Turns positive integers (indices) into vectors of fixed size.

For example, [[1, 2], [3, 4], [5, 6]], which could be interpreted as 3 sentences with 2 words each, could be embedded as [[[0.1, 0.2, 0.3], [0.3, 0.4, 0.5]], [[1.1, 1.2, 1.3], [1.3, 1.4, 1.5]], [[2.1, 2.2, 2.3], [2.3, 2.4, 2.5]]], which has shape (3, 2, 3) and can be interpreted as 3 sentences with 2 words each with an embedding dimension of 3.

This layer could optionally include position information in the embeddings by enabling the with_positions attribute.

max_len¶: Maximum length of a sentence.

vocab_size¶: Size of the vocabulary. Typically this is one more than the maximum integer index.

embedding_dim¶: Embedding dimension.

with_positions¶: Whether to include position information in the embeddings.

__init__(max_len, vocab_size, embedding_dim, with_positions=False, **kwargs)[source]¶

Initializes a new instance of the layer.

Parameters:

max_len (int) – Maximum length of a sentence.
vocab_size (int) – Size of the vocabulary. Typically this is one more than the maximum integer index.
embedding_dim (int) – Embedding dimension.
with_positions (bool, default: False) – Whether to include position information in the embeddings.
**kwargs – Keyword arguments for keras.Layer.

Raises:

ValueError – If the maximum sentence length is not a positive integer.
ValueError – If the vocabulary size is not a positive integer.
ValueError – If the embedding dimension is not a positive integer.
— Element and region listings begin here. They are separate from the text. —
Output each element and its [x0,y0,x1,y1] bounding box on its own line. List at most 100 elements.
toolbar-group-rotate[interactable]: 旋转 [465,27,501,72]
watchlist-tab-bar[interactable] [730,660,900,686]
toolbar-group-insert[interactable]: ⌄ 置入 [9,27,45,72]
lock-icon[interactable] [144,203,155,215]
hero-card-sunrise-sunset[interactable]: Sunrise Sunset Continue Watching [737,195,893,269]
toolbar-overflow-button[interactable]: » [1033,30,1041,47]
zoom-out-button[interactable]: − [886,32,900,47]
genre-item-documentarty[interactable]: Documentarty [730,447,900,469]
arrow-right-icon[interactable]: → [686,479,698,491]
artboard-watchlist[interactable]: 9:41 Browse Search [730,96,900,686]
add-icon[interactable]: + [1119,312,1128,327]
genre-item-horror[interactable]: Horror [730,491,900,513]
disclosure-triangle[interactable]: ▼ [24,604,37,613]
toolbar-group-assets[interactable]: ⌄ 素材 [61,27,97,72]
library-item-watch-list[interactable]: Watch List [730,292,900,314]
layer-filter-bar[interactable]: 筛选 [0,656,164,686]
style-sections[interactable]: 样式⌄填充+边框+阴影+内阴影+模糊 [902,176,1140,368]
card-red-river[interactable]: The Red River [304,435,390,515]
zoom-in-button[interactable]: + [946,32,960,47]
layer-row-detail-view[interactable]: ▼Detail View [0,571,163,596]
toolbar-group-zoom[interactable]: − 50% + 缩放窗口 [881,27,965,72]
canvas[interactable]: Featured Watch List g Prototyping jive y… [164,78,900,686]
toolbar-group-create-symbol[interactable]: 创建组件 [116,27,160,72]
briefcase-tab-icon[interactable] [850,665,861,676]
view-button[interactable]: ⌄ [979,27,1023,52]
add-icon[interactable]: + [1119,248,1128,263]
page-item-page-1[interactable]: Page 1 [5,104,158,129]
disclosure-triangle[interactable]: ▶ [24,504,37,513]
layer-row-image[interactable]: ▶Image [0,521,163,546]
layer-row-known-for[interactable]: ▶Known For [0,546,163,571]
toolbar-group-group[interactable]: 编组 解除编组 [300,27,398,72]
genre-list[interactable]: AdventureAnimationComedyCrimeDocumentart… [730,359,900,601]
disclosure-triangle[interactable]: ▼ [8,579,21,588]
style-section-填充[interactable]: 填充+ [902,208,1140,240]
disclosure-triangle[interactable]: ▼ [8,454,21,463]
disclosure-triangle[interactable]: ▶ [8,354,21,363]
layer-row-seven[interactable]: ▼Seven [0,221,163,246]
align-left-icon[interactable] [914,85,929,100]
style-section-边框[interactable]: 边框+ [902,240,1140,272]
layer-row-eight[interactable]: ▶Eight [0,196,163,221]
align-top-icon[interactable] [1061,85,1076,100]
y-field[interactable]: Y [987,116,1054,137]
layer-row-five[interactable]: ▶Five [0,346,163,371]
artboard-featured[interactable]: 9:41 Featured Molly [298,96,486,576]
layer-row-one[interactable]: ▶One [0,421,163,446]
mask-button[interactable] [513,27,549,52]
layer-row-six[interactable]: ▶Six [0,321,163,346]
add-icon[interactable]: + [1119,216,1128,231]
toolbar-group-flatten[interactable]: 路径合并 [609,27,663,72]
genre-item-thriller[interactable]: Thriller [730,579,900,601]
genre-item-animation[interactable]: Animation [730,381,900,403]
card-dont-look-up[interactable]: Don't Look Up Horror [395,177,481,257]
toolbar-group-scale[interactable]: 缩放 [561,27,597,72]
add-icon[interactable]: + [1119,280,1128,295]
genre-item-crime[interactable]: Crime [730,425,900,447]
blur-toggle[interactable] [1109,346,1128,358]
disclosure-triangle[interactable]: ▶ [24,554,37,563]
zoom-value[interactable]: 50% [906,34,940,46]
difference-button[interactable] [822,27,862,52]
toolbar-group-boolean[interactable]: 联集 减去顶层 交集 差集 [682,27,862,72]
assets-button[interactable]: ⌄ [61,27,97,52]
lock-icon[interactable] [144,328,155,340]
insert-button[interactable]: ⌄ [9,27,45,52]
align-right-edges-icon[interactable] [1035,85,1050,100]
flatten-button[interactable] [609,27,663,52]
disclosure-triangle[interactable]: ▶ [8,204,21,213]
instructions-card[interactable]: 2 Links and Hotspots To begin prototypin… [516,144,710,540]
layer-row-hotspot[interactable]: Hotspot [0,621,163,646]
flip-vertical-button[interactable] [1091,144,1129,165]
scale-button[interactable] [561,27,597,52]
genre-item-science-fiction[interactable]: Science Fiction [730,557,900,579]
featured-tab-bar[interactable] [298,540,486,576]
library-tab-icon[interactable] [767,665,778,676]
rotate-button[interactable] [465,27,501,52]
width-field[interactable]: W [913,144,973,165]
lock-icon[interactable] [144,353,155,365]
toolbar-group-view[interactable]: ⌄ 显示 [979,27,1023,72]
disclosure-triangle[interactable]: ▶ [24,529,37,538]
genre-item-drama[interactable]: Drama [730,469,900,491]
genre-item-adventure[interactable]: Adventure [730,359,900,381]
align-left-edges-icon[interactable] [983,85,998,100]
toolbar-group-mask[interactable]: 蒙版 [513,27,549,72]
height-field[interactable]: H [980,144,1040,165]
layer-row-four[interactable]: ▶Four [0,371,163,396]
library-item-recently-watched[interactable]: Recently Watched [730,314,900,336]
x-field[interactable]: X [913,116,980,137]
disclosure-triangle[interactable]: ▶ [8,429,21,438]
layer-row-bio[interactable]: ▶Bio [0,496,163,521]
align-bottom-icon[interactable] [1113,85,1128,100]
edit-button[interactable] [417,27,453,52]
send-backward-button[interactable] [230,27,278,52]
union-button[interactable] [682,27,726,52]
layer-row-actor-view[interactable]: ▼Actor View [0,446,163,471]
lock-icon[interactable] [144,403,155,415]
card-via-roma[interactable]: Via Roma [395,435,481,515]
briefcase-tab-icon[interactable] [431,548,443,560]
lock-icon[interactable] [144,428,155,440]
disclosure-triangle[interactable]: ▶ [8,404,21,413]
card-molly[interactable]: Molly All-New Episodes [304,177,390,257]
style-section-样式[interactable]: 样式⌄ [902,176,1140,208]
build(input_shape)[source]¶

Build the layer.

Parameters:: input_shape (Tuple[int, int]) – Shape of the input.

call(inputs)[source]¶

Calling method of the layer.

Parameters:: inputs (Float[ndarray, 'batch_size sequence_len']) – Inputs into the layer.
Returns:: Float[ndarray, 'batch_size sequence_len embedding_dim'] – Transformed inputs.